Rental income can be included in the mortgage calculation. However, the lender takes into account the fact that these resources can vary over time due to unforeseen circumstances: vacancy, unpaid rent, work carried out, etc. Generally, 70% of this income is used to calculate your borrowing capacity.

Calculate your expenses

In addition to your income, it's important to take stock of your expenses in order to obtain a loan:

  • Short-term expenses that are likely to disappear: car loan repayments, end of alimony payments, etc;
  • Expenses that are likely to occur shortly: planning a trip, the arrival of a child, car repair costs, etc.

The second point is essential because the mortgage lender cannot anticipate the arrival of new expenses in your life. This anticipation work allows you to incorporate these future expenses into your mortgage repayment projections.

Anticipating mortgage-related costs

On the other hand, your advisor's expertise enables him to outline the expenses associated with your future loan, such as:

  • Repayment of capital;
  • Interest payments;
  • Property tax payments;
  • Condominium fees.

These factors can make all the difference before you choose a mortgage broker.

Find your debt-to-income ratio (GDS/TDS)

Next, the financial institution that handles your credit file will take into account your income and any known or anticipated expenses that you have shared with them.
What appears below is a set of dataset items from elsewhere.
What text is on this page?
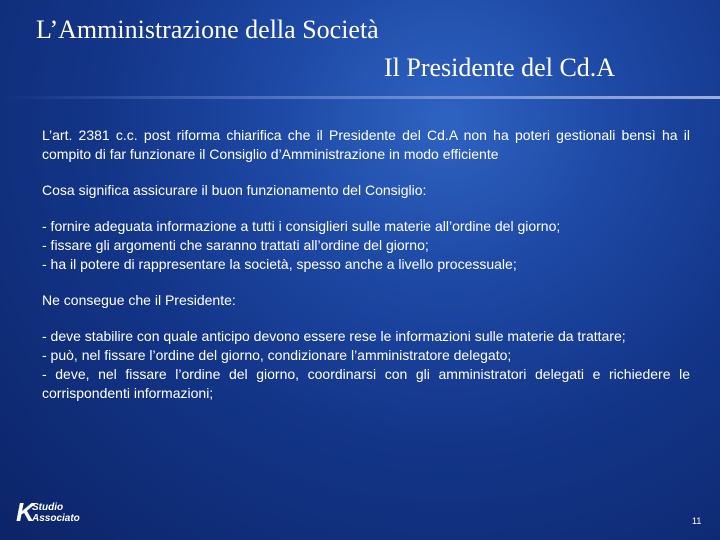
L’Amministrazione della Società
Il Presidente del Cd.A

L’art. 2381 c.c. post riforma chiarifica che il Presidente del Cd.A non ha poteri gestionali bensì ha il compito di far funzionare il Consiglio d’Amministrazione in modo efficiente

Cosa significa assicurare il buon funzionamento del Consiglio:

- fornire adeguata informazione a tutti i consiglieri sulle materie all’ordine del giorno;
- fissare gli argomenti che saranno trattati all’ordine del giorno;
- ha il potere di rappresentare la società, spesso anche a livello processuale;

Ne consegue che il Presidente:

- deve stabilire con quale anticipo devono essere rese le informazioni sulle materie da trattare;
- può, nel fissare l’ordine del giorno, condizionare l’amministratore delegato;
- deve, nel fissare l’ordine del giorno, coordinarsi con gli amministratori delegati e richiedere le corrispondenti informazioni;

K
Studio
Associato	11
These elements will allow them to determine your debt-to-income ratio. This will provide a reliable guide to obtaining a loan that will enable you to continue to meet your current expenses.

There are 2 types of debt-to-income ratios:

  • Gross debt service (GDS): must not exceed 32% of your gross annual income for housing costs;
  • Total debt service (TDS): provides an indication of the gross annual income you'll need to cover payments on all your expenses.

With this type of calculation, the mortgage lender ensures that you have enough money left over to cover your current expenses.

Paper and coin money

How to optimize your borrowing capacity

It's possible, however, that your debt-to-income ratio isn't within the limits required to get the loan you want. The first solution is to reduce the budget for your investment project.

The second option is to optimize some of your consumption habits to acquire the home of your dreams. This could mean, for example, buying fewer clothes or eating out less often to bring your finances back into balance.

How much income do you need to buy a home?

Many people ask if you need a certain income to buy a home. To answer this question, it's important to know that there's no specific amount of money you need to come up with, as there are many other factors that can affect your ability to achieve this goal:

  • Are you planning to buy alone or as a couple? Borrowing with your spouse will allow you to aim for a higher loan amount and therefore maximize your chances of buying a home.
  • What city do you live in? A certain salary won't buy you the same house if you live in Montreal or the suburbs.

You'll know more once your contact has told you how much of a mortgage you're eligible for. This step can be prepared in advance by a professional. A mortgage broker can help you with your loan application and answer any questions you may have.